Another reminder is my on-going theme that correlation is not causation and that certain news stories are often sloppily written and edited to ignore this fact.
In this HealthDay story about a study to determine a possible link between exposure to two common chemicals, a comment near the beginning states that “the study wasn’t designed to prove whether or not these phthalates actually caused the increased risk of asthma; it was only meant to see if there was an association between phthalates and asthma.” Yet further on it says that “exposure in the womb to butylbenzyl phthalate caused a 72 percent increased risk of developing childhood asthma, while exposure to di-n-butyl phthalate caused a 78 percent increased risk.” [Emphasis added.] A least one newspaper cut off a reprint of this article shortly after this point without including the further clarification about the limited sample size and that the environment where it was conducted, near New York City, is different in that it already has a higher incidence of asthma, which “opens the possibility that something other than phthalates may have contributed.”
In a shorter explanation the Boston Globe gets it right by more accurately wording the take-away as: “Children born to mothers who were exposed to high levels of phthalates, chemicals found in common household products, may have a high risk of developing asthma.” The difference is subtle, but significant.
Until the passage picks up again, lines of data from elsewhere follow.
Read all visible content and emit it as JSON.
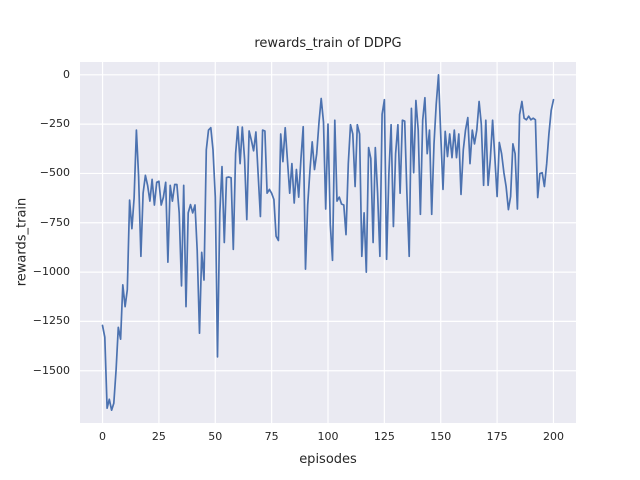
{
  "title": "rewards_train of DDPG",
  "x_axis": {
    "label": "episodes",
    "ticks": [
      {
        "value": 0,
        "label": "0"
      },
      {
        "value": 25,
        "label": "25"
      },
      {
        "value": 50,
        "label": "50"
      },
      {
        "value": 75,
        "label": "75"
      },
      {
        "value": 100,
        "label": "100"
      },
      {
        "value": 125,
        "label": "125"
      },
      {
        "value": 150,
        "label": "150"
      },
      {
        "value": 175,
        "label": "175"
      },
      {
        "value": 200,
        "label": "200"
      }
    ]
  },
  "y_axis": {
    "label": "rewards_train",
    "ticks": [
      {
        "value": 0,
        "label": "0"
      },
      {
        "value": -250,
        "label": "−250"
      },
      {
        "value": -500,
        "label": "−500"
      },
      {
        "value": -750,
        "label": "−750"
      },
      {
        "value": -1000,
        "label": "−1000"
      },
      {
        "value": -1250,
        "label": "−1250"
      },
      {
        "value": -1500,
        "label": "−1500"
      }
    ]
  },
  "style": {
    "panel_bg": "#eaeaf2",
    "grid_color": "#ffffff",
    "line_color": "#4c72b0",
    "text_color": "#262626",
    "figure_bg": "#ffffff"
  },
  "chart_data": {
    "type": "line",
    "title": "rewards_train of DDPG",
    "xlabel": "episodes",
    "ylabel": "rewards_train",
    "x_start": 0,
    "x_step": 1,
    "xlim": [
      -10,
      210
    ],
    "ylim": [
      -1765,
      65
    ],
    "grid": true,
    "legend": false,
    "series": [
      {
        "name": "rewards_train",
        "values": [
          -1270,
          -1330,
          -1690,
          -1645,
          -1700,
          -1665,
          -1495,
          -1280,
          -1340,
          -1065,
          -1175,
          -1090,
          -635,
          -780,
          -625,
          -280,
          -515,
          -920,
          -600,
          -510,
          -560,
          -640,
          -530,
          -660,
          -545,
          -540,
          -660,
          -620,
          -545,
          -950,
          -560,
          -640,
          -556,
          -556,
          -700,
          -1070,
          -560,
          -1175,
          -700,
          -658,
          -700,
          -660,
          -890,
          -1310,
          -900,
          -1040,
          -380,
          -280,
          -268,
          -380,
          -620,
          -1430,
          -700,
          -465,
          -850,
          -521,
          -518,
          -522,
          -885,
          -400,
          -263,
          -450,
          -265,
          -430,
          -734,
          -285,
          -330,
          -385,
          -290,
          -500,
          -718,
          -280,
          -285,
          -600,
          -581,
          -600,
          -632,
          -818,
          -840,
          -300,
          -440,
          -268,
          -430,
          -600,
          -450,
          -650,
          -480,
          -620,
          -430,
          -263,
          -985,
          -660,
          -480,
          -340,
          -480,
          -400,
          -240,
          -120,
          -240,
          -680,
          -250,
          -760,
          -940,
          -230,
          -640,
          -620,
          -655,
          -660,
          -810,
          -450,
          -253,
          -300,
          -566,
          -253,
          -300,
          -920,
          -700,
          -1000,
          -369,
          -424,
          -850,
          -369,
          -600,
          -920,
          -200,
          -126,
          -935,
          -500,
          -253,
          -769,
          -400,
          -253,
          -600,
          -230,
          -235,
          -600,
          -920,
          -170,
          -496,
          -130,
          -280,
          -707,
          -230,
          -116,
          -400,
          -280,
          -707,
          -350,
          -150,
          0,
          -300,
          -581,
          -287,
          -414,
          -300,
          -420,
          -280,
          -420,
          -300,
          -606,
          -380,
          -280,
          -217,
          -450,
          -280,
          -350,
          -280,
          -135,
          -250,
          -560,
          -230,
          -560,
          -430,
          -230,
          -415,
          -617,
          -343,
          -400,
          -496,
          -566,
          -683,
          -617,
          -350,
          -400,
          -680,
          -202,
          -135,
          -220,
          -228,
          -210,
          -228,
          -220,
          -228,
          -622,
          -500,
          -496,
          -566,
          -450,
          -300,
          -180,
          -126
        ]
      }
    ]
  }
}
These examples serve as another warning about how careful Americans must be in their behavior if they expect the country to get back on the right track, careful to accept responsibility, not blaming addiction or outside forces for problems, and careful to be skeptical of scientific research, especially when reading articles that contain contradictory information. Much of our current behavior can be excused as human nature or mere carelessness, but as the world gets more complex, we must advance with it or become victims of that complexity, losing more freedom and making more ill-advised decisions when it comes to our health and wellbeing.